Search code examples
cgccclangside-effectsunspecified-behavior

Is this a C language undefined behaviour? Different results in clang and GCC


I'm getting different results for the same code with different compilers. Is this a undefined behaivour?

#include <stdio.h>
int a;
int b=10;
int puan_ekle(int puan, int bonus){
    puan=puan+bonus;
    a=puan-5;
    bonus--;
    return bonus;
}
int main(){
    a=23;
    printf("Result1 %d \n", a);
    a=a+puan_ekle(a,b);
    printf("Result2 %d \n", a);
    a=a+puan_ekle(a,b);
    printf("Result3 %d \n", a);
}

Solution

  • The behavior is unspecified, not undefined.

    The C standard distinguishes these. C 2018 3.4.4 1 says:

    unspecified behavior

    behavior, that results from the use of an unspecified value, or other behavior upon which this document provides two or more possibilities and imposes no further requirements on which is chosen in any instance

    And 3.4.3 1 says:

    undefined behavior

    behavior, upon use of a nonportable or erroneous program construct or of erroneous data, for which this document imposes no requirements

    In some situations, when an object is both used for its value and modified, a rule in the C standard makes the behavior undefined. 6.5 2 says:

    If a side effect on a scalar object is unsequenced relative to either a different side effect on the same scalar object or a value computation using the value of the same scalar object, the behavior is undefined. If there are multiple allowable orderings of the subexpressions of an expression, the behavior is undefined if such an unsequenced side effect occurs in any of the orderings.

    Let’s see how this applies to a=a+puan_ekle(a,b);. In this expression:

    1. a is modified by the a=.
    2. a is used in the a+.
    3. a is used in the arguments (a,b).
    4. Inside the function puan_ekle, a is modified with a=puan-5;.

    The modifications are side effects—they are something that happens separately from computing the value of the expression. If either of the modifications, 1 or 4, is unsequenced relative to any of the other items, the behavior is undefined.

    Regarding 1, 6.5.16 3 says:

    … The side effect of updating the stored value of the left operand is sequenced after the value computations of the left and right operands…

    So 1 is sequenced after 2 and 3. Since 4 is a side effect, not a value computation, we still have to consider the relationship of 1 and 4. To resolve this, we will consider sequence points. Per 5.1.2.3, “The presence of a sequence point between the evaluation of expressions A and B implies that every value computation and side effect associated with A is sequenced before every value computation and side effect associated with B.”

    Next we need to know what a full expression is and that there is a sequence point after each full expression. 6.8 4 says:

    A full expression is an expression that is not part of another expression, nor part of a declarator or abstract declarator… There is a sequence point between the evaluation of a full expression and the evaluation of the next full expression to be evaluated.

    This means that every statement inside puan_ekle is or contains a full expression: puan=puan+bonus is a full expression, a=puan-5 is a full expression, bonus-- is a full expression, and the bonus in return bonus is a full expression.

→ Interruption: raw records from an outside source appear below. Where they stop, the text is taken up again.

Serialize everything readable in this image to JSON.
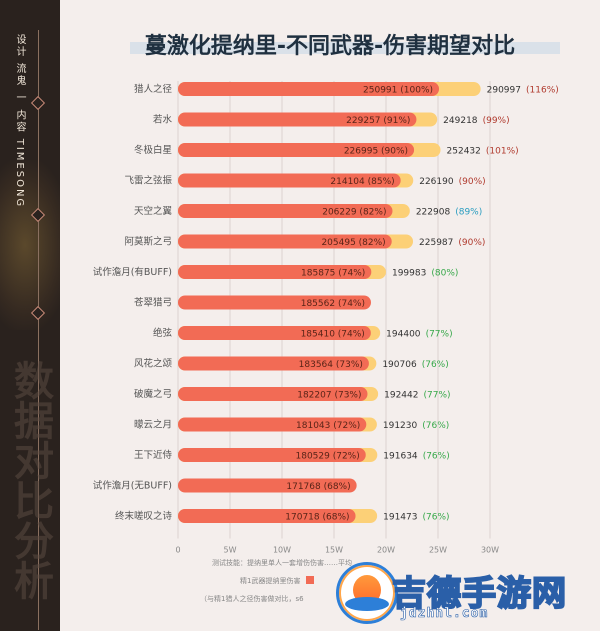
{
  "sidebar": {
    "vertical_text": "设计 流鬼 一 内容 TIMESONG",
    "watermark": "数据对比分析"
  },
  "title": "蔓激化提纳里-不同武器-伤害期望对比",
  "notes": {
    "line1": "测试技能：提纳里单人一套增伤伤害……平均",
    "legend1": "精1武器提纳里伤害",
    "line3": "（与精1猎人之径伤害做对比，s6"
  },
  "brand": {
    "name": "吉德手游网",
    "url": "jdzhnl.com"
  },
  "colors": {
    "base_bar": "#f26b55",
    "extra_bar": "#fcd077",
    "pct_red": "#b03a2e",
    "pct_blue": "#2a9dc0",
    "pct_green": "#37a84a"
  },
  "chart_data": {
    "type": "bar",
    "orientation": "horizontal",
    "xlim": [
      0,
      300000
    ],
    "x_ticks": [
      "0",
      "5W",
      "10W",
      "15W",
      "20W",
      "25W",
      "30W"
    ],
    "categories": [
      "猎人之径",
      "若水",
      "冬极白星",
      "飞雷之弦振",
      "天空之翼",
      "阿莫斯之弓",
      "试作澹月(有BUFF)",
      "苍翠猎弓",
      "绝弦",
      "风花之颂",
      "破魔之弓",
      "曚云之月",
      "王下近侍",
      "试作澹月(无BUFF)",
      "终末嗟叹之诗"
    ],
    "series": [
      {
        "values": [
          250991,
          229257,
          226995,
          214104,
          206229,
          205495,
          185875,
          185562,
          185410,
          183564,
          182207,
          181043,
          180529,
          171768,
          170718
        ],
        "labels": [
          "250991 (100%)",
          "229257 (91%)",
          "226995 (90%)",
          "214104 (85%)",
          "206229 (82%)",
          "205495 (82%)",
          "185875 (74%)",
          "185562 (74%)",
          "185410 (74%)",
          "183564 (73%)",
          "182207 (73%)",
          "181043 (72%)",
          "180529 (72%)",
          "171768 (68%)",
          "170718 (68%)"
        ]
      },
      {
        "values": [
          290997,
          249218,
          252432,
          226190,
          222908,
          225987,
          199983,
          null,
          194400,
          190706,
          192442,
          191230,
          191634,
          null,
          191473
        ],
        "labels": [
          "290997",
          "249218",
          "252432",
          "226190",
          "222908",
          "225987",
          "199983",
          "",
          "194400",
          "190706",
          "192442",
          "191230",
          "191634",
          "",
          "191473"
        ],
        "pct_labels": [
          "(116%)",
          "(99%)",
          "(101%)",
          "(90%)",
          "(89%)",
          "(90%)",
          "(80%)",
          "",
          "(77%)",
          "(76%)",
          "(77%)",
          "(76%)",
          "(76%)",
          "",
          "(76%)"
        ],
        "pct_colors": [
          "red",
          "red",
          "red",
          "red",
          "blue",
          "red",
          "green",
          "",
          "green",
          "green",
          "green",
          "green",
          "green",
          "",
          "green"
        ]
      }
    ],
    "grid": true
  }
}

So, after a=puan-5, there is a sequence point.

    Since, for a=, the side effect of modifying a is sequenced after the value computations of the operands. Evaluating those operands includes calling the function, which includes its sequence points. So effect 4, modifying a in a=puan-5;, must be completed before execution continues to the next statement, and hence must be completed before effect 1. So 1 and 4 are sequenced.

    What is left is to consider effect 4 with respect to 2 and 3. 4 is sequenced after 3 because a function call is sequenced after evaluation of its arguments, per 6.5.2.2 10:

    There is a sequence point after the evaluations of the function designator and the actual arguments but before the actual call…

    Now all we have left is the sequencing of 2 relative to 4. In this, there is no specification of which is first. The evaluations of the operands of + are unsequenced, so, for a+puan_ekle(a,b), a C implementation may do either a first or puan_ekle(a,b) first. However, whichever it does first, there is a sequence point between 2 and 4:

    • If a is evaluated first, then, before the function call, there is a sequence point (per 6.5.2.2 10, quoted above).
    • If puan_ekle(a,b) is evaluated first, there is a sequence point after the full expression a=puan-5.

    Thus, 2 and 4 are indeterminately sequenced. (5.1.2.3 3: “… Evaluations A and B are indeterminately sequenced when A is sequenced either before or after B, but it is unspecified which…”) But they are not unsequenced, so there is no undefined behavior. The behavior is unspecified because there are two possibilities. The C implementation is required implement one of those two possibilities, which is different from undefined behavior, in which there would be no requirements.